Ich bin gekommen, um dich nach Hause zu bringen“, sagte die Frau mit Tränen in den Augen.
Überrascht hielt Nancy Alan fest. „Wer sind Sie? Woher kennen Sie seinen Namen?“
Die Frau stellte sich als Annette vor und erklärte, dass sie tatsächlich Alans Mutter sei.
Sie zeigte ein Foto von sich selbst mit dem neugeborenen Alan, um ihre Geschichte zu beweisen.
Nancy war sprachlos; sie erinnerte sich daran, wie sie den kleinen Jungen vor sechs Jahren an der Tür des Waisenhauses gefunden hatte.
Aber warum hatte diese Frau ihn verlassen?
Mit schwerem Herzen erzählte Annette ihre Geschichte.
Sie war erst sechzehn, als sie schwanger wurde.
Ihr Freund verließ sie, und ihre Eltern, entsetzt über den Skandal, zwangen sie, das Kind aufzugeben.
Sich gefangen fühlend und viel zu jung, um Mutter zu sein, traf sie die schmerzhafte Entscheidung, Alan zu verlassen, obwohl diese Wahl sie jeden Tag seitdem verfolgt hatte.
Später heiratete Annette einen anderen Mann, Jason, und bekam eine Tochter, Amy, aber das Schuldgefühl gegenüber Alan verschwand nie.
Sie besuchte oft die Kirche, um ihn von weitem zu sehen und sicherzustellen, dass es ihm gut ging.
Aber ihn an diesem Tag weinen zu hören, brach ihr das Herz.
Entschlossen, wieder mit ihrem Sohn vereint zu sein, begann Annette den langen Prozess, um das Sorgerecht zu erhalten.
DNA-Tests bestätigten ihre Geschichte, und schließlich brachte sie Alan nach Hause.
Doch ihre Entscheidung hatte ihren Preis.
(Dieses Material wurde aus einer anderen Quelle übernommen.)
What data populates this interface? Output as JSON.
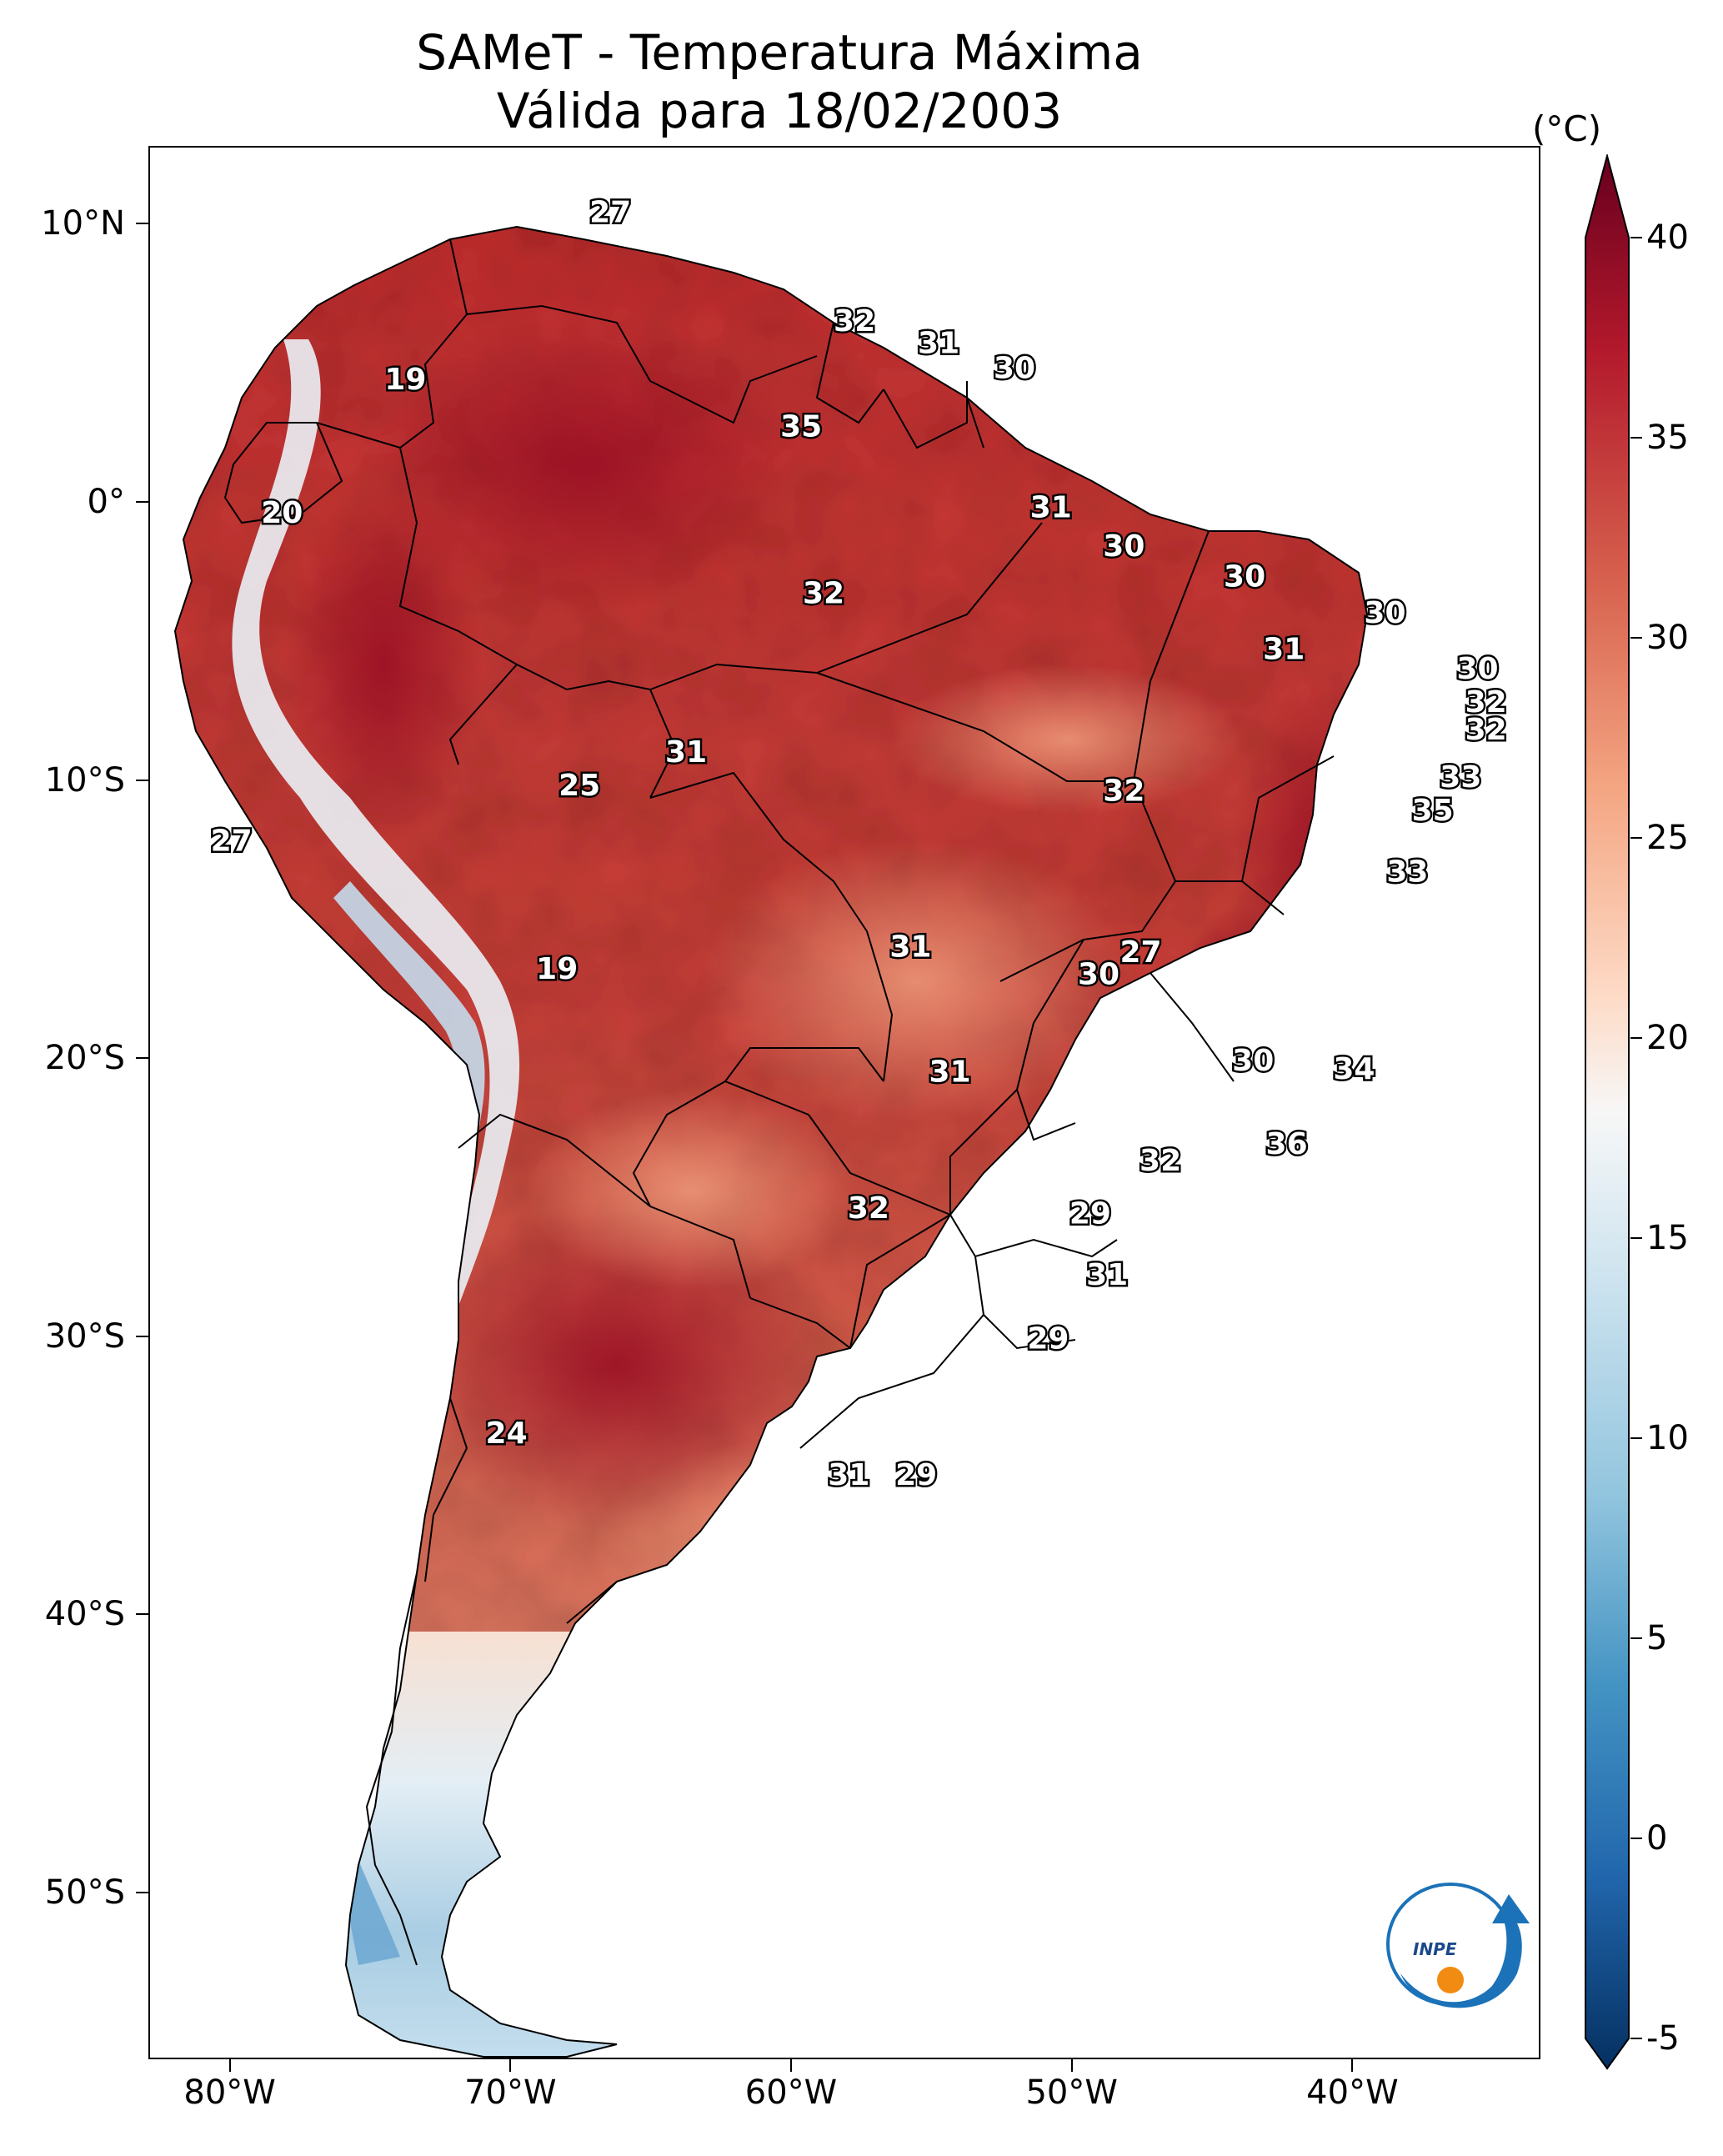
{
  "title_line1": "SAMeT - Temperatura Máxima",
  "title_line2": "Válida para 18/02/2003",
  "colorbar": {
    "unit": "(°C)",
    "ticks": [
      "40",
      "35",
      "30",
      "25",
      "20",
      "15",
      "10",
      "5",
      "0",
      "-5"
    ],
    "colors": [
      "#67001f",
      "#b2182b",
      "#d6604d",
      "#f4a582",
      "#fddbc7",
      "#f7f7f7",
      "#d1e5f0",
      "#92c5de",
      "#4393c3",
      "#2166ac",
      "#053061"
    ],
    "min": -5,
    "max": 40
  },
  "lat_labels": [
    "10°N",
    "0°",
    "10°S",
    "20°S",
    "30°S",
    "40°S",
    "50°S"
  ],
  "lon_labels": [
    "80°W",
    "70°W",
    "60°W",
    "50°W",
    "40°W"
  ],
  "logo_text": "INPE",
  "temperature_labels": [
    {
      "text": "27",
      "lon": -66.5,
      "lat": 10.5
    },
    {
      "text": "32",
      "lon": -57.8,
      "lat": 6.6
    },
    {
      "text": "31",
      "lon": -54.8,
      "lat": 5.8
    },
    {
      "text": "30",
      "lon": -52.1,
      "lat": 4.9
    },
    {
      "text": "19",
      "lon": -73.8,
      "lat": 4.5
    },
    {
      "text": "35",
      "lon": -59.7,
      "lat": 2.8
    },
    {
      "text": "20",
      "lon": -78.2,
      "lat": -0.3
    },
    {
      "text": "31",
      "lon": -50.8,
      "lat": -0.1
    },
    {
      "text": "30",
      "lon": -48.2,
      "lat": -1.5
    },
    {
      "text": "30",
      "lon": -43.9,
      "lat": -2.6
    },
    {
      "text": "32",
      "lon": -58.9,
      "lat": -3.2
    },
    {
      "text": "30",
      "lon": -38.9,
      "lat": -3.9
    },
    {
      "text": "31",
      "lon": -42.5,
      "lat": -5.2
    },
    {
      "text": "30",
      "lon": -35.6,
      "lat": -5.9
    },
    {
      "text": "32",
      "lon": -35.3,
      "lat": -7.1
    },
    {
      "text": "32",
      "lon": -35.3,
      "lat": -8.1
    },
    {
      "text": "31",
      "lon": -63.8,
      "lat": -8.9
    },
    {
      "text": "33",
      "lon": -36.2,
      "lat": -9.8
    },
    {
      "text": "25",
      "lon": -67.6,
      "lat": -10.1
    },
    {
      "text": "32",
      "lon": -48.2,
      "lat": -10.3
    },
    {
      "text": "35",
      "lon": -37.2,
      "lat": -11.0
    },
    {
      "text": "27",
      "lon": -80.0,
      "lat": -12.1
    },
    {
      "text": "33",
      "lon": -38.1,
      "lat": -13.2
    },
    {
      "text": "31",
      "lon": -55.8,
      "lat": -15.9
    },
    {
      "text": "27",
      "lon": -47.6,
      "lat": -16.1
    },
    {
      "text": "30",
      "lon": -49.1,
      "lat": -16.9
    },
    {
      "text": "19",
      "lon": -68.4,
      "lat": -16.7
    },
    {
      "text": "30",
      "lon": -43.6,
      "lat": -20.0
    },
    {
      "text": "34",
      "lon": -40.0,
      "lat": -20.3
    },
    {
      "text": "31",
      "lon": -54.4,
      "lat": -20.4
    },
    {
      "text": "36",
      "lon": -42.4,
      "lat": -23.0
    },
    {
      "text": "32",
      "lon": -46.9,
      "lat": -23.6
    },
    {
      "text": "32",
      "lon": -57.3,
      "lat": -25.3
    },
    {
      "text": "29",
      "lon": -49.4,
      "lat": -25.5
    },
    {
      "text": "31",
      "lon": -48.8,
      "lat": -27.7
    },
    {
      "text": "29",
      "lon": -50.9,
      "lat": -30.0
    },
    {
      "text": "24",
      "lon": -70.2,
      "lat": -33.4
    },
    {
      "text": "31",
      "lon": -58.0,
      "lat": -34.9
    },
    {
      "text": "29",
      "lon": -55.6,
      "lat": -34.9
    }
  ]
}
Ihre Eltern verstießen sie, und ihr Ehemann Jason konnte Alan nicht akzeptieren.
Er reichte die Scheidung ein und erklärte, dass er ihre Tochter unterstützen würde, aber nichts mit Alan zu tun haben wollte.
Trotz des Schmerzes blieb Annette standhaft.
Sie zog mit Alan und Amy ins Ausland, nahm ihre Rolle als Mutter an und baute ein neues Leben für sie auf.
Sie fand eine gute Arbeit, und obwohl sie die Anerkennung ihrer Eltern und ihre Ehe verlor, fand sie Frieden darin, wieder mit Alan vereint zu sein und ein glückliches Zuhause für beide Kinder zu schaffen.
Am Ende erkannte Annette, dass sie keine Bestätigung von anderen brauchte.
Sie hatte ihre beiden Kinder, und zum ersten Mal fühlte sie sich vollständig.